New Delhi, Nov 7 : One of the most consistent sides in the history of the Indian Super League (ISL), Delhi Dynamos are aiming for a top four finish in the 2017-18 season of the lucrative football tournament.
After missing out on a place in the semi-finals of the inaugural edition, Delhi Dynamos have made quite some progress. They progressed to the last-four stage in the next two editions.
In 2015, they went to Goa with a one-goal lead but lost 0-3 to FC Goa. Last season, they travelled to Kochi with a one-goal deficit against Kerala Blasters. They won the second leg 2-1, but were knocked out on away goals.
On both occasions, the team's inability to do well in away fixtures cost them dearly. They have done well at home but need to do better in away fixtures.
At the helm of affairs is Miguel Angel Portugal Vicario. His task will be simple -- get this team to do better than last season.
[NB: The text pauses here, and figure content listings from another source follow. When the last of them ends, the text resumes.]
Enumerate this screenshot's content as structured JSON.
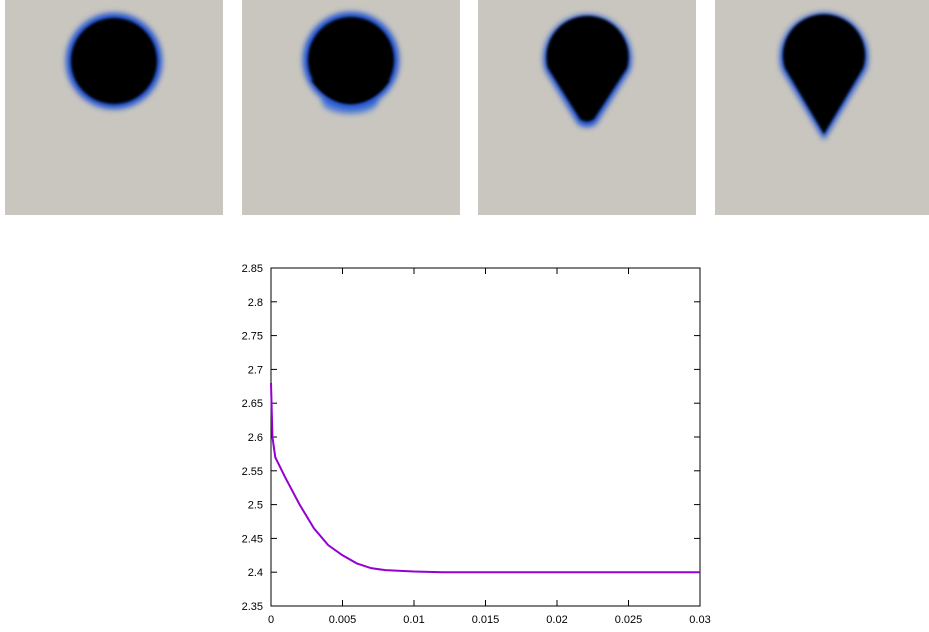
{
  "chart_data": {
    "type": "line",
    "x": [
      0,
      0.0001,
      0.0003,
      0.001,
      0.002,
      0.003,
      0.004,
      0.005,
      0.006,
      0.007,
      0.008,
      0.01,
      0.012,
      0.015,
      0.02,
      0.025,
      0.03
    ],
    "series": [
      {
        "color": "#9400d3",
        "values": [
          2.68,
          2.6,
          2.57,
          2.54,
          2.5,
          2.465,
          2.44,
          2.425,
          2.413,
          2.406,
          2.403,
          2.401,
          2.4,
          2.4,
          2.4,
          2.4,
          2.4
        ]
      }
    ],
    "xlim": [
      0,
      0.03
    ],
    "ylim": [
      2.35,
      2.85
    ],
    "xticks": [
      0,
      0.005,
      0.01,
      0.015,
      0.02,
      0.025,
      0.03
    ],
    "yticks": [
      2.35,
      2.4,
      2.45,
      2.5,
      2.55,
      2.6,
      2.65,
      2.7,
      2.75,
      2.8,
      2.85
    ]
  }
}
Guided by previous coach Gianluca Zambrotta, Delhi had set the pace early in the last edition, but couldn't go all the way.
Interestingly, Miguel is the fourth coach at Dynamos after Herm van Veldhoven, Roberto Carlos and Zambrotta. In three seasons, the fans witnessed caution, efficiency and finally, an attack-minded team with flair and poise. In their fourth season, their approach should be a fine mix of all these.
There has been a change in approach as well. Delhi has relied heavily on stars in the past. Players like Florent Malouda, Robin Singh, Richard Gadze and Marcelinho were able to carry the team on their own. This season, they have opted for a holistic spread of players to create a more cohesive unit.
The pressure to perform will be spread across the line-up as hard-working players like Pritam Kotal, Sena Ralte, Pratik Chowdhury, Seityasen Singh and Romeo Fernandes come in. In the midfield, they have experienced South American players like Matias Mirabaje (Uruguay) and Paulinho Dias (Brazil).
Unfortunately, like several other ISL teams, the Dynamos have a habit of bringing in overage former stars who are past their prime. During the inaugural edition in 2014, they signed up former Italy star Alessandro Del Piero who had won the 2006 World Cup with his national team apart from the UEFA Champions League and six Serie A titles at the club level with Juventus.
However, Del Piero, who was almost 40 years of age at the time, was a shadow of his former self and could not make much of an impact in the ISL.
Refusing to learn from that experience, Delhi chose to bring in former Brazil star Roberto Carlos as player-cum- manager the following season. But the then 42-year-old, who had retired from international football in 2006, was also well past his prime.
Like most Indian clubs, Delhi also prefer to use Indian players down the flanks with experienced foreigners through the middle.
Delhi are used to finishing in the top four. Even in the opening season, they finished fifth, missing out by just a point. Surprisingly, the difference in their stats is negligible when compared with two-time champions ATK.
Delhi have made more passes than ATK, and have done so more accurately. They have also taken more shots and won more duels in fewer matches. They've also just scored one goal less than ATK in the tournament's history.
Records show that Delhi are a bastion of consistency. Every season they have gotten better -- fifth in 2014, fourth in 2015 and third in 2016.
Now it is time for them to go higher and aim for the trophy.